= Phoenix Park (Eau Claire, Wisconsin) =

Phoenix Park is a public space in downtown Eau Claire, Wisconsin, located on a former brownfield site at the confluence of the Chippewa River and the Eau Claire River. It covers approximately 9 acres with approximately 1/2 mile of riverbank frontage. The park serves as the trailhead for the Chippewa River State Trail. The park also offers a walking labyrinth, a natural amphitheater, and is home to Eau Claire's year-round farmer's market. These amenities make Phoenix Park a major gathering spot, especially during the summer months when the park plays hosts to concerts. The park is owned and operated by the City of Eau Claire.

==History==
Completed in 2005, the park is named for the former Phoenix Steel Company (previously Phoenix Manufacturing Company) that resided on a majority of the site (along the Chippewa River frontage) since 1875. Phoenix Steel vacated the site in 1971, and subsequently leased the building for warehousing and storage.
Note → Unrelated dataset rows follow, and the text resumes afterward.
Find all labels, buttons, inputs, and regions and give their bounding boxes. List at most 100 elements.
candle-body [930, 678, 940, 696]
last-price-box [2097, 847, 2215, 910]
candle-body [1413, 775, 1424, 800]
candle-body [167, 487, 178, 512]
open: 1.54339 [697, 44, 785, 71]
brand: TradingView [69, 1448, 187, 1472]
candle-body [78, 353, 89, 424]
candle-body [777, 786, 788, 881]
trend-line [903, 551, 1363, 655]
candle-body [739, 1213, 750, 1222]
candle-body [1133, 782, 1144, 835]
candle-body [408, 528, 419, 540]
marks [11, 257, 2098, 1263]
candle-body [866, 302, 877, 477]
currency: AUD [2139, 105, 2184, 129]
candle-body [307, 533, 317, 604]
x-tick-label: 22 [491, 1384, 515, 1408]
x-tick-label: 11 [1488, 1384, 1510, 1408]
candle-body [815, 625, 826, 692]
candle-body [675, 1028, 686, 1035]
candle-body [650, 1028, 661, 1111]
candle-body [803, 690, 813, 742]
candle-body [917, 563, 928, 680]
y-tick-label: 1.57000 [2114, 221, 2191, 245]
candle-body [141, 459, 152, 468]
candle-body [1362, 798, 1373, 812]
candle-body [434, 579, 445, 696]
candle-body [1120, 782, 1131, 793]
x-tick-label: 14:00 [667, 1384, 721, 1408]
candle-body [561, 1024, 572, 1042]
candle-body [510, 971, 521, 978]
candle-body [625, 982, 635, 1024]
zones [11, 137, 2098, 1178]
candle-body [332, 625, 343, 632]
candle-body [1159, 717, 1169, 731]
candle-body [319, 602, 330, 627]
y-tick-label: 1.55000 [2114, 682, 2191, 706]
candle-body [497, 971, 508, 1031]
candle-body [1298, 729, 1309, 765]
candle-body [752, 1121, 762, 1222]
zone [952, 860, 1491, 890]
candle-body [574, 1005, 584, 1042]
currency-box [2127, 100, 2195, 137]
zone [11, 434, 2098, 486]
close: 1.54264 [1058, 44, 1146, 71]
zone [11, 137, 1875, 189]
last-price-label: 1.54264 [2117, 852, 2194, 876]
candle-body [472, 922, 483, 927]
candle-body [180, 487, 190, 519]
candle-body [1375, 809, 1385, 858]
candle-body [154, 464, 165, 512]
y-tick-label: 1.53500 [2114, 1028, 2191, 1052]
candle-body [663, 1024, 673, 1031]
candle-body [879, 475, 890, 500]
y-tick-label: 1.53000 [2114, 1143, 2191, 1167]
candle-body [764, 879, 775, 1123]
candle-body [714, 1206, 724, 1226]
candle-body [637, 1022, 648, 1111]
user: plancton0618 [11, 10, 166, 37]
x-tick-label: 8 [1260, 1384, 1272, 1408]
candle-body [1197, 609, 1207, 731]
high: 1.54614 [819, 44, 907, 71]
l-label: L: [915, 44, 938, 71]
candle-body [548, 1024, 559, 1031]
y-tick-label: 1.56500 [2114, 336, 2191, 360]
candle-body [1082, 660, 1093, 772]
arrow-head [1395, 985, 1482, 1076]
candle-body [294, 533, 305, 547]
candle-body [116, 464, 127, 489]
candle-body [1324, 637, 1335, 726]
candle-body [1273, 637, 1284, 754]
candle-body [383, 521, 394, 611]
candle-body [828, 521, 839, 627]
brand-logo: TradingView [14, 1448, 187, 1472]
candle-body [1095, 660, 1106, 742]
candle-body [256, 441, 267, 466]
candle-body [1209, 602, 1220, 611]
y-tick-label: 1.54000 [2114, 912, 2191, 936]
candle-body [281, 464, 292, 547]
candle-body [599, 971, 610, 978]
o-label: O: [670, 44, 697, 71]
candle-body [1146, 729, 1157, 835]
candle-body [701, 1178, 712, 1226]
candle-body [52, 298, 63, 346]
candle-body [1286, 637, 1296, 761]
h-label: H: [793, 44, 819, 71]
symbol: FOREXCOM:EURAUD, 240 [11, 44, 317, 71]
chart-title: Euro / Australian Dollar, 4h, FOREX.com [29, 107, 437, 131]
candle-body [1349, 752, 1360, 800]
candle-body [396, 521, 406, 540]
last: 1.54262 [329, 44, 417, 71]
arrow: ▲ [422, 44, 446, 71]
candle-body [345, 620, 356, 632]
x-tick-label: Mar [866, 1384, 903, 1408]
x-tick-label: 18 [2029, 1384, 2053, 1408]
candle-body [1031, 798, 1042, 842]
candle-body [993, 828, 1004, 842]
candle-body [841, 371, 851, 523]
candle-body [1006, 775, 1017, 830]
In 1981 the city of Eau Claire took ownership of the tax-delinquent site with the intent of eliminating the blight influences of the property. Despite the listing of the industrial buildings in the National Register of Historic Places in 1983, the buildings were demolished per the city's plan in 1985. In 1994 the city and Wisconsin Department of Natural Resources worked jointly to remediate the soil contamination from almost a century of industrial operations. The remainder of the brownfield on the Eau Claire River frontage, owned by Northern States Power (later Xcel Energy), was remediated in 2002. The purchase of the land by the city of Eau Claire was aided by the Knowles-Nelson Stewardship Fund, a state of Wisconsin fund for conservation, recreation, and waterfront development. The construction of the park was funded through a mix of Federal funding and Eau Claire Tax Incremental District #8, created to eliminate blight in the downtown area.